CREATE TABLE IF NOT EXISTS myTab (
    id          SERIAL PRIMARY KEY,     
    dateID      DATETIME DEFAULT 0,     
    name        VARCHAR(512)
) ENGINE=INNODB DEFAULT CHARSET=utf8;

INSERT INTO myTab 
    (dateID, name) 
VALUES
    ("20140811","Emmy"),    /*this*/
    ("20140922","Emmy"),    /*this*/
    ("20150920","Emmy"),    /*this*/
    ("20150922","Emmy"),
    ("20140722","Dave"),
    ("20140613","Stan"),
    ("20140622","Stan"),    /*this*/
    ("20151020","Stan"),    /*this*/
    ("20140305","Lora"),
    ("20140310","Lora");

In other words the criteria is:

  • Partition by name
  • Order by date
  • Compare 2 consecutive rows: IF diff > 1 MONTH THEN select both, ELSE skip

Here's a working example as well as my attempt based on another answer on SO:

Rextester working example and attempt

Additional conditions/hints/…

  • Rows having the same name are not necessarily inserted once after the other making them spaced with +1 id from eachothers.
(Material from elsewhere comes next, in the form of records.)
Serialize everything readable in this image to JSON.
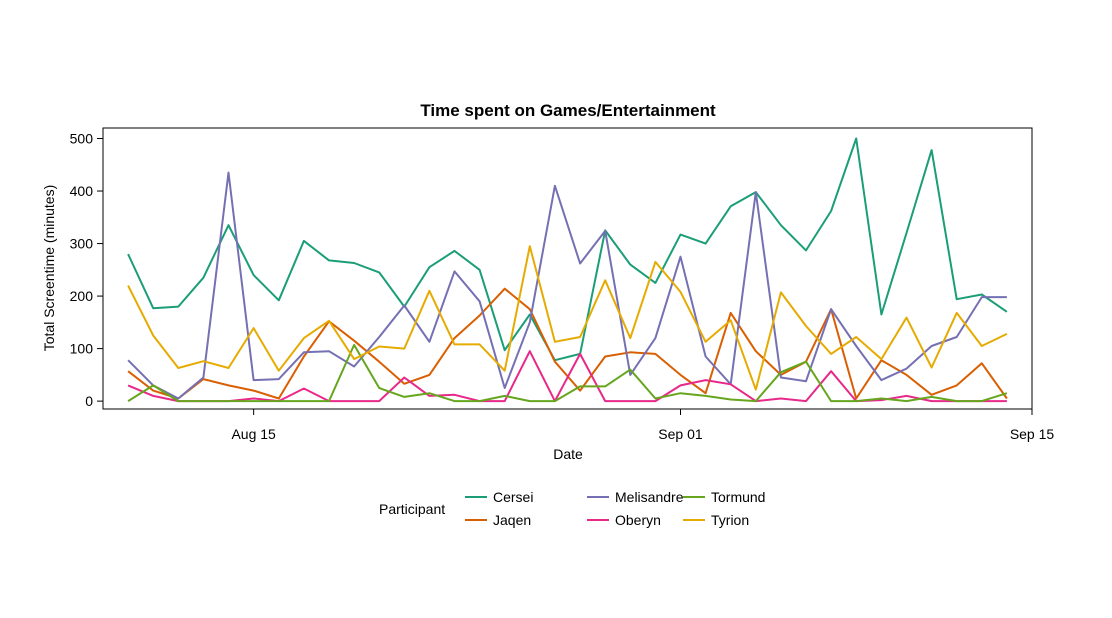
{
  "chart_data": {
    "type": "line",
    "title": "Time spent on Games/Entertainment",
    "xlabel": "Date",
    "ylabel": "Total Screentime (minutes)",
    "x_axis": {
      "type": "date",
      "range": [
        "2022-08-09",
        "2022-09-15"
      ],
      "ticks": [
        {
          "date": "2022-08-15",
          "label": "Aug 15"
        },
        {
          "date": "2022-09-01",
          "label": "Sep 01"
        },
        {
          "date": "2022-09-15",
          "label": "Sep 15"
        }
      ]
    },
    "y_axis": {
      "range": [
        -15,
        520
      ],
      "ticks": [
        0,
        100,
        200,
        300,
        400,
        500
      ]
    },
    "grid": false,
    "legend": {
      "title": "Participant",
      "position": "bottom"
    },
    "x": [
      "2022-08-10",
      "2022-08-11",
      "2022-08-12",
      "2022-08-13",
      "2022-08-14",
      "2022-08-15",
      "2022-08-16",
      "2022-08-17",
      "2022-08-18",
      "2022-08-19",
      "2022-08-20",
      "2022-08-21",
      "2022-08-22",
      "2022-08-23",
      "2022-08-24",
      "2022-08-25",
      "2022-08-26",
      "2022-08-27",
      "2022-08-28",
      "2022-08-29",
      "2022-08-30",
      "2022-08-31",
      "2022-09-01",
      "2022-09-02",
      "2022-09-03",
      "2022-09-04",
      "2022-09-05",
      "2022-09-06",
      "2022-09-07",
      "2022-09-08",
      "2022-09-09",
      "2022-09-10",
      "2022-09-11",
      "2022-09-12",
      "2022-09-13",
      "2022-09-14"
    ],
    "series": [
      {
        "name": "Cersei",
        "color": "#1b9e77",
        "values": [
          280,
          177,
          180,
          235,
          335,
          240,
          192,
          305,
          268,
          263,
          245,
          180,
          255,
          286,
          250,
          97,
          165,
          78,
          90,
          325,
          260,
          225,
          317,
          300,
          371,
          398,
          335,
          287,
          362,
          500,
          165,
          320,
          478,
          194,
          203,
          170
        ]
      },
      {
        "name": "Jaqen",
        "color": "#d95f02",
        "values": [
          57,
          20,
          5,
          42,
          30,
          20,
          5,
          85,
          152,
          115,
          75,
          33,
          50,
          120,
          163,
          214,
          175,
          75,
          20,
          85,
          93,
          90,
          50,
          15,
          168,
          95,
          50,
          75,
          175,
          5,
          78,
          50,
          12,
          30,
          72,
          5
        ]
      },
      {
        "name": "Melisandre",
        "color": "#7570b3",
        "values": [
          78,
          30,
          5,
          45,
          435,
          40,
          42,
          93,
          95,
          66,
          122,
          182,
          113,
          247,
          190,
          25,
          150,
          410,
          262,
          324,
          50,
          120,
          275,
          85,
          32,
          398,
          45,
          38,
          175,
          105,
          40,
          62,
          105,
          122,
          198,
          198
        ]
      },
      {
        "name": "Oberyn",
        "color": "#e7298a",
        "values": [
          30,
          10,
          0,
          0,
          0,
          5,
          0,
          24,
          0,
          0,
          0,
          45,
          10,
          12,
          0,
          0,
          95,
          0,
          90,
          0,
          0,
          0,
          30,
          40,
          32,
          0,
          5,
          0,
          57,
          0,
          2,
          10,
          0,
          0,
          0,
          0
        ]
      },
      {
        "name": "Tormund",
        "color": "#66a61e",
        "values": [
          0,
          30,
          0,
          0,
          0,
          0,
          0,
          0,
          0,
          107,
          25,
          8,
          15,
          0,
          0,
          10,
          0,
          0,
          28,
          28,
          60,
          5,
          15,
          10,
          3,
          0,
          55,
          75,
          0,
          0,
          5,
          0,
          8,
          0,
          0,
          15
        ]
      },
      {
        "name": "Tyrion",
        "color": "#e6ab02",
        "values": [
          220,
          125,
          63,
          76,
          63,
          139,
          58,
          120,
          153,
          80,
          104,
          100,
          210,
          108,
          108,
          58,
          295,
          113,
          122,
          230,
          120,
          265,
          208,
          113,
          154,
          22,
          207,
          143,
          90,
          122,
          80,
          159,
          64,
          168,
          105,
          128
        ]
      }
    ]
  }
}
Nor they are inserted oredered by date. In the example above it's done so just for readability. In my real problem it's not the case!
  • After applying your suggestions on real data I noticed an extra condition to be added tagged /*this_EXRA*/ in the example above. The 3rd stan row is in less than 1 MONTH from the 2nd but validates it with the 4th. Thus, it should only be selected if it validates them both. So I guess this implicates looping row by row and compare with previous and next one each time.

Best Answer

The logic looks simple at first, but it's quite complicated to get it right.

Let's have a working solution first, and worry about performance later. Tested at rextester.com:

SELECT t.id, t.dateID, t.name 
FROM  myTab AS t
WHERE 
       ( SELECT b.dateID
         FROM myTab AS b
         WHERE t.name = b.name
           AND b.dateID < t.dateID
         ORDER BY b.dateID DESC
         LIMIT 1
       ) + INTERVAL 1 MONTH  <=  t.dateID    
    OR 
       t.dateID + INTERVAL 1 MONTH <= 
       ( SELECT b.dateID
         FROM myTab AS b
         WHERE t.name = b.name
           AND t.dateID < b.dateID
         ORDER BY b.dateID ASC
         LIMIT 1
       )
 ;

Regarding efficiency: the query will perform rather poorly. An index on (name, dateID, id) will help but the query will still need to do 2 subqueries for each row of the table.